9 responses to “Nelson Mandela’s Makarov Pistol”

  1. That one guy Avatar
    That one guy

    A glock? Nah. It’d be nothing but a pile of dust.

    A 1911 though, you find ones that are of ww2 vintage in the ground sometimes. 1911’s and unexploded bombs :3

    1. You best be joking. OH wait you’re the silver-tipped bullets guy from the marine shooting article. GTFO.

      1. That one guy Avatar
        That one guy

        Are you really telling me unexploded bombs dont exist in the ground? Along with other weapons and equipment that are of ww2 vintage? I bet you think that tanks and planes dont lay at the bottom of lakes and rivers either. Oh wait, all of these things have been recovered before, from rivers, lakes and excavation sites before!

        You’d be suprised what survives in the ground. But it seems more or less up to chance as to what does and what does not. Whatshisface’s pistol could still be buried somewhere lol.

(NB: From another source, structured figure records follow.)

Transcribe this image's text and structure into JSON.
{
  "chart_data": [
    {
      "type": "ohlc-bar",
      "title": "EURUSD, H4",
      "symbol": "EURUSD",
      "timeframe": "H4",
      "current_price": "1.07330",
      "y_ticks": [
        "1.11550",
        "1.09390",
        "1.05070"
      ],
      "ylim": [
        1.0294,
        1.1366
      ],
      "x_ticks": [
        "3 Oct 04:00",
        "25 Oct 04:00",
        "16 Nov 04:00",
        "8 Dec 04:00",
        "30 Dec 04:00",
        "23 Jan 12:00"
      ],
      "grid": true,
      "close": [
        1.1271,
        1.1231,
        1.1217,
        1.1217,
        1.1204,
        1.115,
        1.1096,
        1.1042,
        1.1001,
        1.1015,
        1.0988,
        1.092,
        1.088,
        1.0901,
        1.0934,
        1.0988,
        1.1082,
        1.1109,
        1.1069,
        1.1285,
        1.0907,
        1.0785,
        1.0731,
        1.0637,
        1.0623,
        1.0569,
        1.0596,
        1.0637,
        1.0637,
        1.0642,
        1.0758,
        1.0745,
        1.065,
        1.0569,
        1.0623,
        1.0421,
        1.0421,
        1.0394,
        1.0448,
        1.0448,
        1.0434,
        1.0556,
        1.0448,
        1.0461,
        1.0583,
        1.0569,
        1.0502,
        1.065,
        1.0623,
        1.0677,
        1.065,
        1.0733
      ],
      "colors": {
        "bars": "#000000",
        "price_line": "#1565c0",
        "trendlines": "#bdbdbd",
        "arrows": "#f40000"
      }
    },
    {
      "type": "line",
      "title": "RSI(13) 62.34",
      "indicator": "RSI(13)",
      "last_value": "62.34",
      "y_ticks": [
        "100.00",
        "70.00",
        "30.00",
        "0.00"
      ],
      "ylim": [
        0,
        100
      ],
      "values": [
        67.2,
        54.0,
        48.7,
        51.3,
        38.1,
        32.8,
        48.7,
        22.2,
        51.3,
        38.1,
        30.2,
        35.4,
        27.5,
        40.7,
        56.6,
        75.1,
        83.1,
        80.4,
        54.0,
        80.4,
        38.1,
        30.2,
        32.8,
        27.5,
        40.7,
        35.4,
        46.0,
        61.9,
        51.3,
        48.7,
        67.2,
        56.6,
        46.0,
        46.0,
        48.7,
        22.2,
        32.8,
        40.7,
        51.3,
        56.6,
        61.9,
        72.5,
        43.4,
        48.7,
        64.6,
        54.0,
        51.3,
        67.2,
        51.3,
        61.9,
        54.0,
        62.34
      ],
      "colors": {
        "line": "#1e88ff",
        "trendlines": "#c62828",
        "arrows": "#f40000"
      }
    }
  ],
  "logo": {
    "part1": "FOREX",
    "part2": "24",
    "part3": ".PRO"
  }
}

        1. And you think the 1911 would work after sitting in the ground for 66 years?

          1. That one guy Avatar
            That one guy

            Maybe :3
            Heck, depending on where you found it, it could be practically rust-free!

          2. Well, there are pre-1899 mosin nagants they found buried that are submerged in cosmoline that are in pristine condition so anything is possible =P

  2. 032125 Avatar

    Considering that there are viking swords found in semi-working order after a thousand years in saline soil, I think a Glock slide would live quite comfortably underground in working order for a decade or more. Considering that South Africa doesn’t have a frost-thaw cycle, chances are even better that the internals would be ok. Even a shoe box would help stretch out this timeline.

  3. lone survivor Avatar
    lone survivor

    Don’t forget that in England, metal detector people have found old Roman coins in clay jars buried in farm fields.
    On TV, they had a show about researchers digging up the old tunnels in Franch from WW1. They are still there. Many have equipment still in them. The farmers didn’t even know that they were there. A lot of stuff can survive being buried a long time.

    1. That one guy Avatar
      That one guy

      One of these days’ i’m going to haul ass to germany and find me some of them buried crates full o nazi guns. A crate of Mg131Z’s has got to be worth, what, at least a hundred grand? :D

      I will risk life and limb for a box full of three double-machineguns lol.